If done by a nurse, service is charged by physician

Q.

I work for four urologists who do not currently agree on who should bill for services done by the nurse. They all bill under the same tax ID number since they are all belong to the same group. Should the physician who is in the office bill for it, or should the physician who the patient sees on a regular basis, even if he is not in the office? I did see a similar question answered previously, but my docs want to know if the answer is different when it comes to groups. 

A.

Unfortunately, the answer is the same. All services provided in a physician’s office are charged as if the physician provided the service. The charges made by a physician for someone else’s services provided in the office are called “incident to” charges. The “incident to” rules clearly state that a qualified provider must be immediately available—more specifically, in the office—at the time the services are provided. The physician in the office and overseeing the service is the one who should charge for that service, even if all the physicians are in a group practice and even though the patient is another physician’s patient.

 

Q.

Is injectable verapamil hydrochloride (Calan, Isoptin) billable when used routinely with procedure code 54200? We cannot locate a valid code, and since we incur the cost of purchasing the medication ourselves and do not receive any reimbursement, we thought it might now be billable. 

A. 

Most drugs injected in the physician’s office should be charged using the appropriate J code. An exception is that Medicare will not pay for drugs that are self-administered more than 50% of the time. I cannot find a specific J code for verapamil. Therefore, you would have to use the appropriate unlisted J code, J3490.

 

Q.

Will docetaxel (Taxotere) be reimbursed in a manner similar to LHRH agonists such as leuprolide acetate (Lupron)?

A.

All drugs that are provided to patients by a physician in the office that are paid for by Medicare will be paid at 106% of the average sales price. That includes both leuprolide and docetaxel. 

 

Q.

I am a coder at a medical facility where the urologists are performing a nephrostogram through a nephrostomy tube. Following the nephrostogram, the patient’s nephroureteral stent is exchanged. Is there a CPT code for this part of the procedure?

 

A.

The question cannot be answered with the information given. One would have to know how a stent was removed and reinserted. If the stent was inserted from below through a cystourethroscopy, then you would use code 52332. If the stent was removed and reinstalled by renal endoscopy, then code 50553 would be most appropriate. 

 

Q.

I do coding for three urologists. One of them has recently asked to bill 52351 bilaterally, using a -59 modifier. The bilateral rule does not apply to 52351, so I don’t think using a -59 would be right either.

 

A.

Normally, I would agree. If the rules state that you should not bill a procedure bilateral using the -50 modifier, then it would be inappropriate to bill using the -59 modifier. 
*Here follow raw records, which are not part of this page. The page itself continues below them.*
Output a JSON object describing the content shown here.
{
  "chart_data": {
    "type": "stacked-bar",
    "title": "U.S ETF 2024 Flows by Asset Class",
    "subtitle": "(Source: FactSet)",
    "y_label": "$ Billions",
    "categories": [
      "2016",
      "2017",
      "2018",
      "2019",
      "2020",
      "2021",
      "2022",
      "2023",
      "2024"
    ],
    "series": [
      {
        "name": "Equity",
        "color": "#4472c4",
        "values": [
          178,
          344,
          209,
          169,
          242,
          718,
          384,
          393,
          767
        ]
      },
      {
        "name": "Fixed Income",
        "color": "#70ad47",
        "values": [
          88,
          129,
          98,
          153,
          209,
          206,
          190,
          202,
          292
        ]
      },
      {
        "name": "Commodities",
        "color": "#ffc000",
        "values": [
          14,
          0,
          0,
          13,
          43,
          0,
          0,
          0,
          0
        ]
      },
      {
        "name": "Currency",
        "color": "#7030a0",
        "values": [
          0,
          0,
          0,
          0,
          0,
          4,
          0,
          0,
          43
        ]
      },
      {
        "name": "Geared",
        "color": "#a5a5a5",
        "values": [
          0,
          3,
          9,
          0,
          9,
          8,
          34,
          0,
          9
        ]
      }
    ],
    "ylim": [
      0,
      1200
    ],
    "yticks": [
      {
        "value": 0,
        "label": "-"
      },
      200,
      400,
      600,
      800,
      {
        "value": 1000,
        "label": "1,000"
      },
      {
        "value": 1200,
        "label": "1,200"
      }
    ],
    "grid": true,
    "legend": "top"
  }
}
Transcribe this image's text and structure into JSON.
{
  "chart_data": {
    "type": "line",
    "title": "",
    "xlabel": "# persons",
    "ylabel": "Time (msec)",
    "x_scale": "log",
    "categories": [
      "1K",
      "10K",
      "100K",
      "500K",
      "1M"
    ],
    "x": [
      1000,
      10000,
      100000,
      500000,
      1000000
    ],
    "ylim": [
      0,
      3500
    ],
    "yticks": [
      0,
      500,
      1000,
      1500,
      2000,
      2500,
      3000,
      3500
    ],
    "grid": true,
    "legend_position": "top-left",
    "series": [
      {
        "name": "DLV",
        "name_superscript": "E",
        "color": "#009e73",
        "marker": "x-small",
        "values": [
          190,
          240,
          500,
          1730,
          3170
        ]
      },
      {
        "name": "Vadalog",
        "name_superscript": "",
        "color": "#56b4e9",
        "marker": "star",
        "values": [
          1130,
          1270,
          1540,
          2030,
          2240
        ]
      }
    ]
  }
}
However, in this case Medicare is incorrect in stating that you cannot charge for this procedure bilaterally. This is an unfair edit. Medicare had applied this edit several years ago to most of our endoscopy procedures, and AUA was successful in removing the edit for all, including bilateral ureterscopy, with the exception of the bilateral retrograde. You should be paid for both sides. In the past you were able to charge for bilateral ureterscopy using the -50 modifier. 

Therefore, until AUA can get the edit removed, I would recommend billing with the -59 modifier since the procedure is on a different part of the body. For Medicare, bill 52351-50. For private payers, bill 52351 and 52351-50. 

Urologist Ray Painter, MD, is president of Physician Reimbursement Systems, Inc., in Denver and is also publisher of Urology Coding and Reimbursement Sourcebook

Disclaimer:

 

The information in this column is designed to be authoritative, and every effort has been made to ensure its accuracy at the time it was written.  However, readers are encouraged to check with their individual carrier or private payers for updates and to confirm that this information conforms to their specific rules.